Сию же секунду понимая, как жестоко ошибся.
Питер застыл, обмирая от стягивающегося вокруг него кольца рук.
Да… Вот так… Прижаться скулами, обдирая друг друга щетиной, и сдохнуть, разрываясь в клочья от этой условной дозволенности, чувствуя по гуляющим желвакам Нейтана, как сильно стиснута его челюсть, чувствуя влагу его пота и своих проклятых слёз. Сдохнуть от понимания того, насколько этого невыносимо много и насколько невыносимо мало. Сдохнуть, сдохнуть, сдохнуть!… прижимаясь к его щеке. Просто умереть – тихо или в муках, неважно – от своего преступного счастья.
Ещё бы сдержаться, и не начать тереться о подбородок, прихватывая его приоткрытыми губами, и без того слишком тесно и откровенно прижатыми к нему. Дыша тяжело и поверхностно. Зачем-то обманывая себя, что Нейтан ничего не понимает, прекрасно зная, что это не так.

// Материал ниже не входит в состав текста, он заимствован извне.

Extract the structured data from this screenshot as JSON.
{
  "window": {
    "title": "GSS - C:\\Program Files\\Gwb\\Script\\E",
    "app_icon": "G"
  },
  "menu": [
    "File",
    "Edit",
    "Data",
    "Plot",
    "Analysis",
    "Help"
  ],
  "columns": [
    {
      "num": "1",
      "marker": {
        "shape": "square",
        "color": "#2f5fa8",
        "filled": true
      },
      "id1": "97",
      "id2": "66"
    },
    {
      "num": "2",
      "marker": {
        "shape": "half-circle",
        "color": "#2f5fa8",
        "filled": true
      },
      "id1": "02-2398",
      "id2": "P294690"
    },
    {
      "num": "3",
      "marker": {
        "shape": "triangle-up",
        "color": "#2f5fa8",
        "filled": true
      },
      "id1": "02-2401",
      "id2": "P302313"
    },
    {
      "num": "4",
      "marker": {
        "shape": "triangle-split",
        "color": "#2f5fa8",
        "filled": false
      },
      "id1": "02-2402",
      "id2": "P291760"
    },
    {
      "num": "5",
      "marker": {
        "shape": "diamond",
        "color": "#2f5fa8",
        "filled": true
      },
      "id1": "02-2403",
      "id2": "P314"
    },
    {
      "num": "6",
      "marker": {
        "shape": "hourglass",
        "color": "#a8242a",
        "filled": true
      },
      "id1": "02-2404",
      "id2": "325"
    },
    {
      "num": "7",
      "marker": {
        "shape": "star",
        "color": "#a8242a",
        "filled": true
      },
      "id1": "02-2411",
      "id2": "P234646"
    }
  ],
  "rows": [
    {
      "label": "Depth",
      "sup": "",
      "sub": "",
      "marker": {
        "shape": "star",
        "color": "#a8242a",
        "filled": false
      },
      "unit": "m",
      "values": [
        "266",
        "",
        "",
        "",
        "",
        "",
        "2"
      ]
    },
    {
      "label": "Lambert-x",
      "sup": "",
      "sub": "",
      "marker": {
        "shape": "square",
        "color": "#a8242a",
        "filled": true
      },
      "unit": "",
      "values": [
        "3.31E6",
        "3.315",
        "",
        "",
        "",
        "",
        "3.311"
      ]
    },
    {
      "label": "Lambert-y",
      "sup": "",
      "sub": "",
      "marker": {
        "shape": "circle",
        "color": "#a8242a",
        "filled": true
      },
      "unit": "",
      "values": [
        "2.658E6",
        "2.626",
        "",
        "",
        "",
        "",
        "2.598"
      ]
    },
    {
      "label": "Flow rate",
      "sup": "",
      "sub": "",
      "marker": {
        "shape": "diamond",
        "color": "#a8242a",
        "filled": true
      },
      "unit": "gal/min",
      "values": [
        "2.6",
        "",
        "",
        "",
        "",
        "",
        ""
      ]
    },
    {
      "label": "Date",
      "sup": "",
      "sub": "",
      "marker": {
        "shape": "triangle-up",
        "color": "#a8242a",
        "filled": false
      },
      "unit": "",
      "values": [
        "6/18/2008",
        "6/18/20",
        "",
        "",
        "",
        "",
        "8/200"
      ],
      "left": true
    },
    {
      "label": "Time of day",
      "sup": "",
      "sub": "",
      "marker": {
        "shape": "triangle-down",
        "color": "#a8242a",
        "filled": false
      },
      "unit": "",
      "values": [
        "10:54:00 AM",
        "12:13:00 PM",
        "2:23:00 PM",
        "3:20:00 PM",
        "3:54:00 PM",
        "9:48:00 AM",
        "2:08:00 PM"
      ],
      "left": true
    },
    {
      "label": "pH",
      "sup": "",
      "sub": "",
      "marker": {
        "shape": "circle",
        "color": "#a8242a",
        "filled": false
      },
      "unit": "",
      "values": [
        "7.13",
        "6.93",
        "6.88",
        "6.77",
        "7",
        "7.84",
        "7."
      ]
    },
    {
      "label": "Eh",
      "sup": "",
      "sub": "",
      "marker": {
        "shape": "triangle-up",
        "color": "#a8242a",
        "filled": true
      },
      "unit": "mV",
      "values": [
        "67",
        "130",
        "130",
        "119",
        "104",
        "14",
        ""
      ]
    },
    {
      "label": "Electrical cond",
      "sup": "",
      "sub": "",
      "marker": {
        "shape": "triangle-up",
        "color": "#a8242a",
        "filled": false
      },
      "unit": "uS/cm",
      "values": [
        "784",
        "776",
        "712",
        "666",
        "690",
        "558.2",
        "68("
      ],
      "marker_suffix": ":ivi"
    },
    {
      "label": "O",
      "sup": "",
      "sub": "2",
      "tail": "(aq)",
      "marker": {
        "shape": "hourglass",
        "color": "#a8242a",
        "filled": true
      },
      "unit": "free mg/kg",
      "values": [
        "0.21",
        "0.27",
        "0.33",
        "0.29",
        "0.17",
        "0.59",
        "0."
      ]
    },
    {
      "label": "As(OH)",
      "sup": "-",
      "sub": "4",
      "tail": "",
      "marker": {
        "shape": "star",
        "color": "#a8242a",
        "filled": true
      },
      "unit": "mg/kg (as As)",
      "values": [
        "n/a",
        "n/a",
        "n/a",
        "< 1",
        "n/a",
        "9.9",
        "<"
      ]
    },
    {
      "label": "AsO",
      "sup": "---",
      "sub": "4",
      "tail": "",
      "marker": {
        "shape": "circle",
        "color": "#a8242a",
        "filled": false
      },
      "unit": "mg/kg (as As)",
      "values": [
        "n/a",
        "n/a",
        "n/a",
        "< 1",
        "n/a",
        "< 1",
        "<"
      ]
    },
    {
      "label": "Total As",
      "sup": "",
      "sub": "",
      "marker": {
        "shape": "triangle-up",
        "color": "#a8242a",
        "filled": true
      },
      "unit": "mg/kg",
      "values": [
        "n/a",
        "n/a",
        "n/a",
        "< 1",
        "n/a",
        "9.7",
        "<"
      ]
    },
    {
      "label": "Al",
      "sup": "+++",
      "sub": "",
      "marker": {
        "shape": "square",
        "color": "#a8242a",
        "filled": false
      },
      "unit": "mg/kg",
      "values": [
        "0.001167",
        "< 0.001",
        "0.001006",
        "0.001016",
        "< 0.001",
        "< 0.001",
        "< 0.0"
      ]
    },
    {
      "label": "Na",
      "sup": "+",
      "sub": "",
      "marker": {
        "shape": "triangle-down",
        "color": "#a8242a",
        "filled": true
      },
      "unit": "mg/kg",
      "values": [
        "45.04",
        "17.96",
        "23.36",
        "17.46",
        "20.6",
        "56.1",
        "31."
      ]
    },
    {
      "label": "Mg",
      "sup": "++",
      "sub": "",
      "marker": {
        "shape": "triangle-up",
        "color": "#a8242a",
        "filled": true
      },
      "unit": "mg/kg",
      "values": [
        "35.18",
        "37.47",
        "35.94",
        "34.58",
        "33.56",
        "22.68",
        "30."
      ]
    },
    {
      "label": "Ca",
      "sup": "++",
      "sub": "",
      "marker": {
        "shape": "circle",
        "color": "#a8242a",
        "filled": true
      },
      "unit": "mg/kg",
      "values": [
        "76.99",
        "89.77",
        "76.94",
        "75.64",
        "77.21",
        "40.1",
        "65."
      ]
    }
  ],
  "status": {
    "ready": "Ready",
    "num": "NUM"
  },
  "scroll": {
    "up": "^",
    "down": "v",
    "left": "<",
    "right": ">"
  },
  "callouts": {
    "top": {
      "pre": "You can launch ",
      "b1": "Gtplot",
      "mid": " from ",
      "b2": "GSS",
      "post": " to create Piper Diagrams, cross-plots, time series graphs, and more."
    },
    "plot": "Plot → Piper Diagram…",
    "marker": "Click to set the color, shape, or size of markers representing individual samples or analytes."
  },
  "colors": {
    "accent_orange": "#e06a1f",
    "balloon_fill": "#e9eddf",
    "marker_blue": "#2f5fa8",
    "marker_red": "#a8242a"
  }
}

Но дрожь беспощадна и, как бы Питер не пытался замереть, ему не потребовалось много, чтобы почувствовать шершавость щеки брата сверхчувствительной сейчас кожей губ; чтобы запустить цепную реакцию – отозвавшегося на губах пульса, покатившегося по телу вниз, пронзающего ёкнувшее сердце и схватившийся спазмом живот.
Вызывая недвусмысленную реакцию тела и снова низвергая в панику.
Как будто нечаянно отстраняясь, едва ли не седея при мысли, что Нейтан может почувствовать больше, чем должен был – но как будто нарочно делая это одновременно с его горячим, совсем не помогающим успокоиться, шёпотом:
- Ты должен с этим справиться.
- А ты? Как справляешься ты!? – он же знал, что Нейтан где-то рядом с ним в этом безумии! Он же знал!
Но тот только смотрел на него непроницаемым взглядом, и больше ничего не говорил.
Они стояли, не прижимаясь более, лишь продолжая удерживать друг друга за плечи, и Питеру должно было становиться легче, но почему-то не становилось. Взгляд Нейтана и пугал и закруживал, и он пытался пробиться сквозь него, заглядывая в глаза, но, невольно по пути «цеплялся» за плотный ряд ресниц, спотыкаясь на деталях, выжигая их на сетчатке – залёгшие под сдвинутыми бровями тени, ещё больше вычерняющие и без того расширенные зрачки, тёплая даже в этой тяжёлой тени радужка, расходящаяся неуместно жизнерадостными, повторяющимися на ресницах, лучами – и, теряя изначальную цель, он упустил момент, когда, не выдержав его поплывшего сознания, у него начали подкашиваться ноги.
И, словно спущенный с предохранителя, в остервенении встряхнув обмякающее тело брата, Нейтан снова перехватил его за запястья и, разведя резким движением по сторонам – лишь бы не вздумал снова разгуливать ими по его… рубашке – пригвоздил к стене.
Не выдерживая, прижимаясь к этой же стене лбом, близко к нему…
К нему… к брату… к Питу… но не касаясь.
Ни щекой, ни проклятым предательским телом, только пальцами за запястья, хотя и это уже слишком, потому что там – тепло, там – тонкая, почти детская, кожа, там – пульс.
Здесь – легче.
Здесь – должно было быть легче.
Потому что здесь молчание, и слепота под закрытыми веками; ещё бы не чувствовать их запахи, зачем-то смешивающиеся в один; не слышать их совместные выдохи, зачем-то подстраивающиеся в ритм.
От которых совсем не легче.
Совсем! Ни черта! Не легче!
Он продолжал упираться лбом в стену, уговаривая себя, что надо всё прекратить, надо немедленно всё прекратить; отпустить Пита, отступить… но не делал ни движения, дозревая в этом обманчивом покое, не замечая, как оставляет своими пальцами синяки на коже беспомощно разведённых рук.
И что Питера совсем поволокло.
Всё дальше и дальше.
В насмешку над всеми стараниями Нейтана, из всего телесного контакта оставившего лишь боль на запястьях, вышвыривая на самое острие его самой чувствительной эрогенной зоны – эмпатии…
Знал бы об этом Нейтан, так старательно выдерживающий сейчас дистанцию, но сметая своими сорвавшимися с цепи эмоциями с брата остатки контроля.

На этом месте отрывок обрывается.